Je regarde assez impassiblement Cathy se disputer avec le directeur du cirque. Je sens la main de Quatre dans mon dos. Il a l'air visiblement gêné.

« Ecoute Trowa ! Je t'aime beaucoup et tu le sais. Et si tu le ne savais pas, ben, maintenant tu le sais. Et il hors de question que tu passes ta vie dans un cirque. On voyage tout le temps, les horaires sont impossibles et ce Directeur est un vrai pingre ! »

« Hey ! Cathy, tu vas un peu loin là ! » proteste ledit Directeur.

Quatre étouffe le fou rire qui menace de jaillir.

« Vis ta vie Trowa ! Et malgré toute l'affection que tu me portes, ta vie n'est pas auprès de moi. Non mais regarde-le ! Ce garçon qui est à tes côtés, il est tout malingre ! Tout pâle ! Tout mimi ! Ca se voit tout de suite qu'il a besoin de toi. Tu n'auras pas l'audace d'abandonner ce pauvre petit ange ? Hein Trowa ? »

Mon regard se fixe sur Quatre. Celui-ci a la tête baissée, les épaules secouées d'un fou rire silencieux.

« Donc, ce que tu me demandes c'est de rester avec Quatre… »

« T'as tout compris petit frère ! Et tu n'as pas intérêt à refuser sinon, je te renie et je libère Pacha pour qu'il te mange tout cru. Ou cuit, mais cela dépendra à quel point tu m'auras énervé… »

« Pacha ne t'obéira pas », je riposte calmement.
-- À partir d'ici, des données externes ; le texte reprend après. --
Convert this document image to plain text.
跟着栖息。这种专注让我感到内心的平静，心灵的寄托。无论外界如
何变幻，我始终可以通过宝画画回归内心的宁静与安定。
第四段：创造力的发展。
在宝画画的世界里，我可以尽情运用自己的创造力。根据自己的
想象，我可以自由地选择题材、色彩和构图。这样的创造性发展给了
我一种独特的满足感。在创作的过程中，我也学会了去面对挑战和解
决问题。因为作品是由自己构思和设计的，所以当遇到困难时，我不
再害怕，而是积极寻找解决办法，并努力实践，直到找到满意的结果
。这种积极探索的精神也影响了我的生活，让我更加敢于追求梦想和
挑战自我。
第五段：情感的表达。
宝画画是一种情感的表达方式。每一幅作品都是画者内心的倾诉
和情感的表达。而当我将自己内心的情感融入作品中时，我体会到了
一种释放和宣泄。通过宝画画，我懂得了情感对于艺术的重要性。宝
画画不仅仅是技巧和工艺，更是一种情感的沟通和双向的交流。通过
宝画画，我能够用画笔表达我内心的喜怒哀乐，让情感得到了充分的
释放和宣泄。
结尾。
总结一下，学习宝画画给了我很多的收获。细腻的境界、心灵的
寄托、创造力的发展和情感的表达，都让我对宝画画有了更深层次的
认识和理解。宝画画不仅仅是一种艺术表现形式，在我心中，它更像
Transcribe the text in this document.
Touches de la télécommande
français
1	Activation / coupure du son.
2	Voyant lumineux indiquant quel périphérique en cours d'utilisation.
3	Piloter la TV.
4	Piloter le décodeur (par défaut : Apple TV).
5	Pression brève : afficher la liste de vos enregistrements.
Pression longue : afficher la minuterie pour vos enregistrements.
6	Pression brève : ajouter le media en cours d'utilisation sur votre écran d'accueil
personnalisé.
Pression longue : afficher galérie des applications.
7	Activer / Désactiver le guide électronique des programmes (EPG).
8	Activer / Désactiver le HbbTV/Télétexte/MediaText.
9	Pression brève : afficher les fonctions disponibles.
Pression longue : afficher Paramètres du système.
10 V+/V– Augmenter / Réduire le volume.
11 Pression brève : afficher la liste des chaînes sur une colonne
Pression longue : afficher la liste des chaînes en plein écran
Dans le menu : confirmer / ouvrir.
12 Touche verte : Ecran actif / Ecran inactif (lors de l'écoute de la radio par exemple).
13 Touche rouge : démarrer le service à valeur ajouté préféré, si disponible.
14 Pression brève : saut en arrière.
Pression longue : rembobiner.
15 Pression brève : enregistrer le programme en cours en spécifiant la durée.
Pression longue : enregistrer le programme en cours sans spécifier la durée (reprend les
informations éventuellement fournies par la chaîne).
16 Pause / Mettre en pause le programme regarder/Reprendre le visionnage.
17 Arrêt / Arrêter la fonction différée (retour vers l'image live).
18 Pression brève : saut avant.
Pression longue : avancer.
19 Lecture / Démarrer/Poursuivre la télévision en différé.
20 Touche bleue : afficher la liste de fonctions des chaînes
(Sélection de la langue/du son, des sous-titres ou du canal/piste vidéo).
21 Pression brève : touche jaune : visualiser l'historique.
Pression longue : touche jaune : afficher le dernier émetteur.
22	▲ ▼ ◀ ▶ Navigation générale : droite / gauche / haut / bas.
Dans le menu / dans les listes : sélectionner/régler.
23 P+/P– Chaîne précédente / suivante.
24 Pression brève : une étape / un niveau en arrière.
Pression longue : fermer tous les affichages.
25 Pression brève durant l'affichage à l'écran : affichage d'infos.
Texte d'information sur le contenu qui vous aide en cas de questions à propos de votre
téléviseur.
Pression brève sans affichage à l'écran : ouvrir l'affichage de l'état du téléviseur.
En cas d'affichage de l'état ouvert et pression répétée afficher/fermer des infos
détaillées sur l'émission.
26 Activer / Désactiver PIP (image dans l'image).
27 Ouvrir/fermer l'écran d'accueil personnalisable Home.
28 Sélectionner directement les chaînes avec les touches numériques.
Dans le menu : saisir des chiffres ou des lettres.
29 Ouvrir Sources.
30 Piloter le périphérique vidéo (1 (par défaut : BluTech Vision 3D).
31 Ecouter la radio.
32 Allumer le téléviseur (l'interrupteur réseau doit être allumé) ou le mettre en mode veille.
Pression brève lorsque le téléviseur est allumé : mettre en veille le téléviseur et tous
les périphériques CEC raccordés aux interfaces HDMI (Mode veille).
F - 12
« Personne n'oserait défier le terrible regard de la Grande Catherine quand elle est en colère, pas même un lion », rétorque-t-elle.

Cathy met ses poings sur ses hanches, le visage sévère. Puis son visage se détendit en regardant Quatre qui fait tout ce qu'il peut pour garder son calme.

« Franchement, avoue qu'il n'y a même pas à choisir entre rester avec moi ou avec lui ! Avoue qu'il est bien plus mignon que moi ! »

« Toi aussi, tu es mignonne », je déclare sereinement.

« Raah ! T'es vraiment bouché ! Je parie que tu te moques de moi… Trowa Barton, tu me le paieras ! »

Je souris alors que Cathy s'éloigne en faisant semblant d'être furieuse. Le directeur secoue la tête, un rien fataliste partit vaquer à ses occupations.

« Bon, je crois que tu n'as pas trop le choix, Trowa. »

« Oui. Mais comme elle l'a fait remarqué, c'est un choix facile… »

Je lui souris. D'après Duo, c'est un sourire « spécial pour Quat-chan ». Apparemment, c'est quelque chose que je n'offre à personne d'autre.

« Bon. Qu'est-ce qu'on fait maintenant que nos sœurs nous ont toutes les deux fichues à la porte ? » me demande Quatre.

« Facile. Il suffit de se trouver un chez nous… »

Le sourire de Quatre s'agrandit. Il me prend la main, puis m'entraîne vers la voiture garée devant le cirque.

« Très bien ! Maintenant, il va falloir éplucher les petites annonces… »

Owari


A y est fini ! Pff ! Il a pas été facile celui-là ! Mais j'espère qu'il vous plaira…

Le prochain à être cuisiner : Heero… (petit clin d'œil à Yat !) Mais avant de le cuisiner, va falloir attendre… je ne sais pas combien de temps.

Zib à tous le monde !


(1) Franchement, c'est la question que je me pose sans arrêt.